I know these girls. I was these girls. My friends have been these friends. We’ve said these things and we’ve made these mistakes and we’ve felt these feelings. And it’s okay if you’re not that into it, but don’t call it boring–recognize that you aren’t the target and move on.

Most shows and movies and books are centered around straight white guys, and that’s why they’re interesting to you. I have had to watch those same movies and TV shows—not by force, but by lack of options. Do you think Wolverine is that interesting to me? Or Big Bang Theory? Or Die Hard? Or Major League Baseball? I’m not the actor in those stories. I’m not the hero. I can’t put myself in those plot lines and pretend they might happen to me.
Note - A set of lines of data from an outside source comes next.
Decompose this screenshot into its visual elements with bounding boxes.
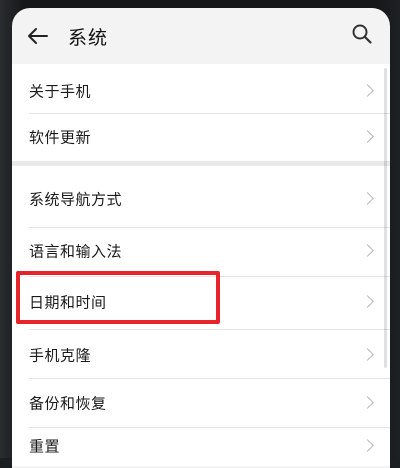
search-button[interactable] xyxy=(348,20,376,48)
settings-item-label: 重置 xyxy=(29,437,61,456)
settings-item-reset[interactable]: 重置 xyxy=(12,423,390,468)
settings-item-date-time[interactable]: 日期和时间 xyxy=(12,279,390,325)
divider xyxy=(29,276,390,277)
settings-group-2: 系统导航方式 语言和输入法 日期和时间 手机克隆 备份和恢复 重置 xyxy=(12,166,390,466)
chevron-right-icon xyxy=(361,244,374,257)
settings-item-language-input[interactable]: 语言和输入法 xyxy=(12,228,390,274)
settings-group-1: 关于手机 软件更新 xyxy=(12,64,390,161)
chevron-right-icon xyxy=(361,439,374,452)
settings-item-label: 软件更新 xyxy=(29,128,92,147)
page-title: 系统 xyxy=(68,27,109,49)
scrollbar[interactable] xyxy=(384,68,387,368)
settings-item-backup-restore[interactable]: 备份和恢复 xyxy=(12,380,390,426)
app-header: 系统 xyxy=(12,8,390,64)
settings-item-about-phone[interactable]: 关于手机 xyxy=(12,68,390,114)
arrow-left-icon xyxy=(28,28,48,44)
chevron-right-icon xyxy=(361,192,374,205)
chevron-right-icon xyxy=(361,84,374,97)
settings-item-label: 备份和恢复 xyxy=(29,394,107,413)
settings-item-navigation[interactable]: 系统导航方式 xyxy=(12,176,390,222)
settings-item-phone-clone[interactable]: 手机克隆 xyxy=(12,332,390,378)
settings-item-label: 手机克隆 xyxy=(29,346,92,365)
chevron-right-icon xyxy=(361,348,374,361)
search-icon xyxy=(352,24,372,44)
divider xyxy=(29,329,390,330)
settings-item-label: 日期和时间 xyxy=(29,293,107,312)
back-button[interactable] xyxy=(24,22,52,50)
settings-item-label: 语言和输入法 xyxy=(29,242,123,261)
divider xyxy=(29,378,390,379)
chevron-right-icon xyxy=(361,295,374,308)
settings-item-label: 系统导航方式 xyxy=(29,190,123,209)
chevron-right-icon xyxy=(361,396,374,409)
chevron-right-icon xyxy=(361,130,374,143)
settings-screen: 系统 关于手机 软件更新 系统导航方式 语言和输入法 日期和时间 手机克隆 备份… xyxy=(12,8,390,468)
settings-item-software-update[interactable]: 软件更新 xyxy=(12,114,390,160)
settings-item-label: 关于手机 xyxy=(29,82,92,101)
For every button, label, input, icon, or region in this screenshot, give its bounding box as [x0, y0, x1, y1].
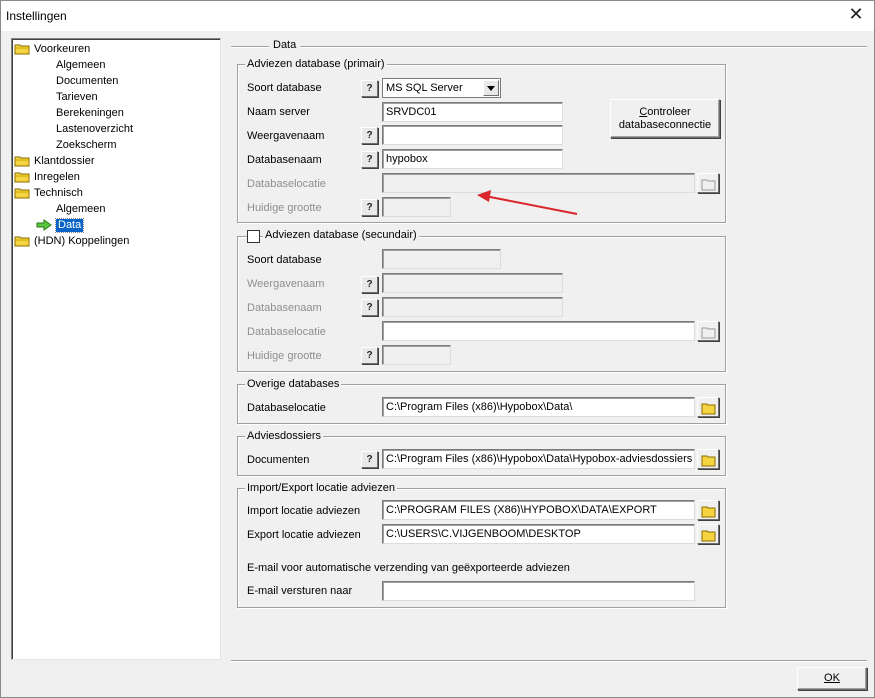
adviesdossiers-title: Adviesdossiers: [245, 430, 323, 443]
secondary-locatie-input: [382, 321, 695, 341]
import-input[interactable]: C:\PROGRAM FILES (X86)\HYPOBOX\DATA\EXPO…: [382, 500, 695, 520]
ok-label: OK: [824, 672, 840, 684]
help-button-weergavenaam[interactable]: ?: [361, 127, 378, 144]
section-divider: [231, 46, 867, 48]
secondary-soort-label: Soort database: [247, 254, 322, 266]
close-icon[interactable]: ✕: [846, 5, 866, 25]
ok-button[interactable]: OK: [797, 667, 867, 690]
tree-item-label: Voorkeuren: [34, 43, 91, 55]
folder-icon: [701, 403, 716, 415]
help-button-grootte[interactable]: ?: [361, 199, 378, 216]
secondary-grootte-label: Huidige grootte: [247, 350, 322, 362]
tree-item-label: Documenten: [56, 75, 119, 87]
controleer-line2: databaseconnectie: [618, 119, 712, 131]
folder-outline-icon: [701, 179, 716, 191]
controleer-line1: Controleer: [639, 106, 691, 118]
section-title: Data: [269, 39, 301, 52]
soort-database-label: Soort database: [247, 82, 322, 94]
folder-icon: [14, 235, 30, 247]
databasenaam-label: Databasenaam: [247, 154, 322, 166]
folder-outline-icon: [701, 327, 716, 339]
importexport-title: Import/Export locatie adviezen: [245, 482, 397, 495]
export-label: Export locatie adviezen: [247, 529, 361, 541]
documenten-label: Documenten: [247, 454, 310, 466]
huidige-grootte-label: Huidige grootte: [247, 202, 322, 214]
secondary-locatie-label: Databaselocatie: [247, 326, 326, 338]
tree-item-label: (HDN) Koppelingen: [34, 235, 130, 247]
folder-icon: [701, 455, 716, 467]
secondary-weergave-label: Weergavenaam: [247, 278, 325, 290]
annotation-arrow-icon: [477, 190, 578, 215]
folder-icon: [14, 155, 30, 167]
tree-item-label: Inregelen: [34, 171, 80, 183]
settings-tree: Voorkeuren Algemeen Documenten Tarieven Bere…: [11, 38, 221, 660]
import-label: Import locatie adviezen: [247, 505, 361, 517]
primary-db-title: Adviezen database (primair): [245, 58, 387, 71]
weergavenaam-input[interactable]: [382, 125, 563, 145]
tree-item-label: Data: [54, 218, 85, 233]
naam-server-label: Naam server: [247, 106, 310, 118]
tree-item-label: Lastenoverzicht: [56, 123, 134, 135]
tree-item-label: Berekeningen: [56, 107, 124, 119]
secondary-dbnaam-label: Databasenaam: [247, 302, 322, 314]
documenten-input[interactable]: C:\Program Files (x86)\Hypobox\Data\Hypo…: [382, 449, 695, 469]
export-input[interactable]: C:\USERS\C.VIJGENBOOM\DESKTOP: [382, 524, 695, 544]
soort-database-value: MS SQL Server: [386, 82, 463, 94]
overige-title: Overige databases: [245, 378, 342, 391]
title-bar: Instellingen ✕: [1, 1, 874, 31]
secondary-db-title: Adviezen database (secundair): [263, 229, 419, 242]
controleer-databaseconnectie-button[interactable]: Controleer databaseconnectie: [610, 99, 720, 138]
tree-item-label: Zoekscherm: [56, 139, 117, 151]
secondary-weergave-input: [382, 273, 563, 293]
tree-item-label: Technisch: [34, 187, 83, 199]
huidige-grootte-input: [382, 197, 451, 217]
help-button-documenten[interactable]: ?: [361, 451, 378, 468]
soort-database-select[interactable]: MS SQL Server: [382, 78, 501, 98]
email-note: E-mail voor automatische verzending van …: [247, 562, 570, 574]
naam-server-input[interactable]: SRVDC01: [382, 102, 563, 122]
secondary-db-checkbox[interactable]: [247, 230, 260, 243]
overige-locatie-input[interactable]: C:\Program Files (x86)\Hypobox\Data\: [382, 397, 695, 417]
help-button-databasenaam[interactable]: ?: [361, 151, 378, 168]
bottom-divider: [231, 660, 867, 662]
secondary-help-weergave[interactable]: ?: [361, 276, 378, 293]
chevron-down-icon[interactable]: [483, 80, 499, 96]
folder-icon: [701, 530, 716, 542]
overige-browse-button[interactable]: [697, 397, 719, 417]
secondary-help-grootte[interactable]: ?: [361, 347, 378, 364]
tree-item-label: Algemeen: [56, 203, 106, 215]
secondary-dbnaam-input: [382, 297, 563, 317]
databasenaam-input[interactable]: hypobox: [382, 149, 563, 169]
settings-window: Instellingen ✕ Voorkeuren Algemeen Documen…: [0, 0, 875, 698]
tree-item-label: Algemeen: [56, 59, 106, 71]
email-label: E-mail versturen naar: [247, 585, 353, 597]
email-input[interactable]: [382, 581, 695, 601]
tree-item-label: Klantdossier: [34, 155, 95, 167]
arrow-right-icon: [36, 219, 52, 231]
secondary-soort-input: [382, 249, 501, 269]
browse-folder-disabled-button: [697, 173, 719, 193]
folder-icon: [14, 43, 30, 55]
documenten-browse-button[interactable]: [697, 449, 719, 469]
folder-icon: [701, 506, 716, 518]
export-browse-button[interactable]: [697, 524, 719, 544]
help-button-soort[interactable]: ?: [361, 80, 378, 97]
folder-icon: [14, 171, 30, 183]
folder-icon: [14, 187, 30, 199]
secondary-browse-button: [697, 321, 719, 341]
window-title: Instellingen: [6, 9, 67, 23]
overige-locatie-label: Databaselocatie: [247, 402, 326, 414]
databaselocatie-label: Databaselocatie: [247, 178, 326, 190]
secondary-help-dbnaam[interactable]: ?: [361, 299, 378, 316]
secondary-grootte-input: [382, 345, 451, 365]
tree-item-label: Tarieven: [56, 91, 98, 103]
import-browse-button[interactable]: [697, 500, 719, 520]
weergavenaam-label: Weergavenaam: [247, 130, 325, 142]
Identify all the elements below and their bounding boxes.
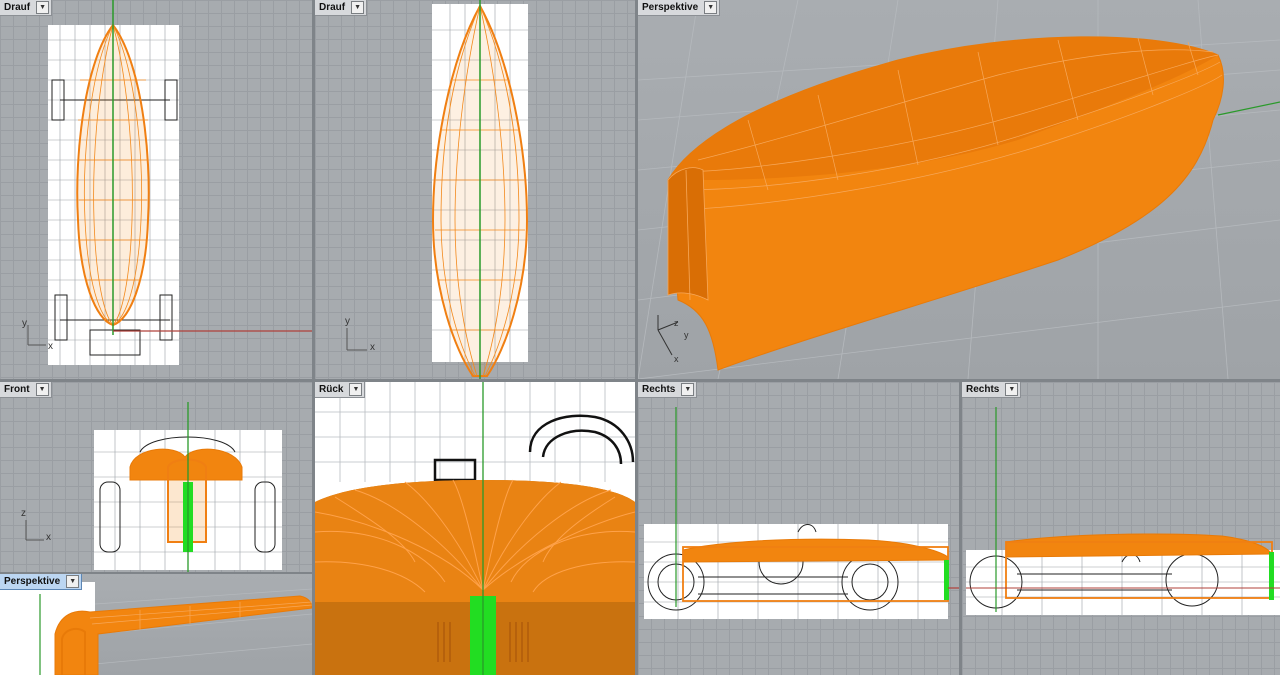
viewport-back[interactable]: Rück ▼ [315, 382, 635, 675]
axis-label-x: x [48, 341, 53, 352]
axis-label-y: y [684, 330, 689, 340]
viewport-tab-front[interactable]: Front ▼ [0, 382, 52, 398]
viewport-label: Rechts [642, 384, 676, 395]
viewport-label: Front [4, 384, 30, 395]
chevron-down-icon[interactable]: ▼ [704, 1, 718, 14]
viewport-right-1[interactable]: Rechts ▼ [638, 382, 959, 675]
viewport-canvas [638, 0, 1280, 379]
viewport-label: Drauf [319, 2, 346, 13]
viewport-canvas [966, 407, 1280, 615]
chevron-down-icon[interactable]: ▼ [351, 1, 365, 14]
chevron-down-icon[interactable]: ▼ [1005, 383, 1019, 396]
viewport-canvas [644, 407, 959, 619]
viewport-tab-perspective-2[interactable]: Perspektive ▼ [0, 574, 83, 590]
viewport-canvas [25, 402, 282, 572]
viewport-top-1[interactable]: Drauf ▼ y x [0, 0, 312, 379]
viewport-tab-back[interactable]: Rück ▼ [315, 382, 366, 398]
viewport-label: Rück [319, 384, 344, 395]
axis-label-z: z [21, 508, 26, 519]
viewport-label: Perspektive [642, 2, 699, 13]
viewport-perspective-2[interactable]: Perspektive ▼ [0, 574, 312, 675]
viewport-top-2[interactable]: Drauf ▼ y x [315, 0, 635, 379]
chevron-down-icon[interactable]: ▼ [35, 383, 49, 396]
viewport-canvas [315, 382, 635, 675]
viewport-label: Rechts [966, 384, 1000, 395]
viewport-perspective-1[interactable]: Perspektive ▼ z y x [638, 0, 1280, 379]
axis-label-x: x [370, 342, 375, 353]
viewport-tab-perspective-1[interactable]: Perspektive ▼ [638, 0, 721, 16]
viewport-tab-right-1[interactable]: Rechts ▼ [638, 382, 698, 398]
axis-label-y: y [22, 318, 27, 329]
viewport-tab-top-2[interactable]: Drauf ▼ [315, 0, 368, 16]
viewport-label: Drauf [4, 2, 31, 13]
axis-label-x: x [674, 354, 679, 364]
viewport-right-2[interactable]: Rechts ▼ [962, 382, 1280, 675]
viewport-canvas [346, 0, 529, 379]
axis-label-z: z [674, 318, 679, 328]
axis-label-y: y [345, 316, 350, 327]
viewport-front[interactable]: Front ▼ z x [0, 382, 312, 572]
viewport-tab-top-1[interactable]: Drauf ▼ [0, 0, 53, 16]
axis-label-x: x [46, 532, 51, 543]
viewport-canvas [27, 0, 312, 365]
chevron-down-icon[interactable]: ▼ [349, 383, 363, 396]
chevron-down-icon[interactable]: ▼ [66, 575, 80, 588]
viewport-label: Perspektive [4, 576, 61, 587]
viewport-tab-right-2[interactable]: Rechts ▼ [962, 382, 1022, 398]
chevron-down-icon[interactable]: ▼ [36, 1, 50, 14]
chevron-down-icon[interactable]: ▼ [681, 383, 695, 396]
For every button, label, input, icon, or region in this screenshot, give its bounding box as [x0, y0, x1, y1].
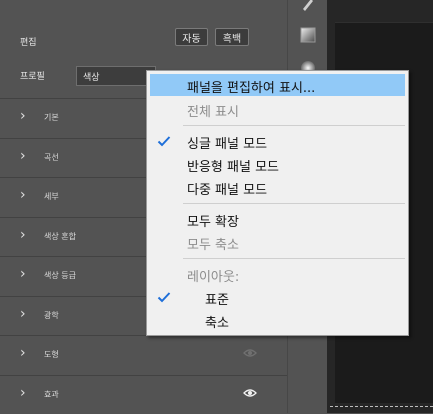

I don’t see myself reflected in those people. But for what may be the first time ever in my life, I do see myself when I watch Girls.

When Lena Dunham takes off her shirt, it’s not for you. She’s taking it off for me—okay, hear me out. It’s not for me to ogle, but it’s because women in real life take off their shirts every day in a non-sexual way, simply because they need to change. And their hair doesn’t cascade down their back as they do it, and it doesn’t happen in slow motion, and their body jiggles back into place when they put their arms back down. She does it for me, because I’m a human being, too.

Girls is not about you, and that’s okay. You don’t need to like it; all you need to do is recognize that I watch shows all the time that aren’t about me–it’s the way of life for me. And recognize that a show written for someone other than you sometimes frustrates you, and think about that feeling, and think about how other people—gay people, women, people of color, feel while they watch shows with a straight white male hero.

When I told Joe about this post, he responded that it wasn’t that he doesn’t like Girls. It’s that he almost likes Girls and it’s frustrating because there’s just something about it that it lacks. I suggested that it was lacking a straight white male main character. We mulled over Adam and Ray for a few minutes and decided they didn’t really count because they were still mostly there for the female characters. Then Joe hit on something: it’s not that it lacks a proper straight white male character, it’s that it lacks a truly likable female character–no love interest. There was no Zooey Deschanel or Mila Kunis or Jenna Fischer. Every lady on the show has major flaws. It’s a very good point. Of course, I can say that real women have flaws and then point to Knocked Up or Billy Madison and say that women constantly watch movies and TV without a viable love interest for themselves, but I think you guys are already ahead of me there, right?

Some guys like Girls. That’s great. Some ladies don’t like Girls. That’s okay, too. Everyone doesn’t have to like everything, because different shows speak to different people. And that’s the point.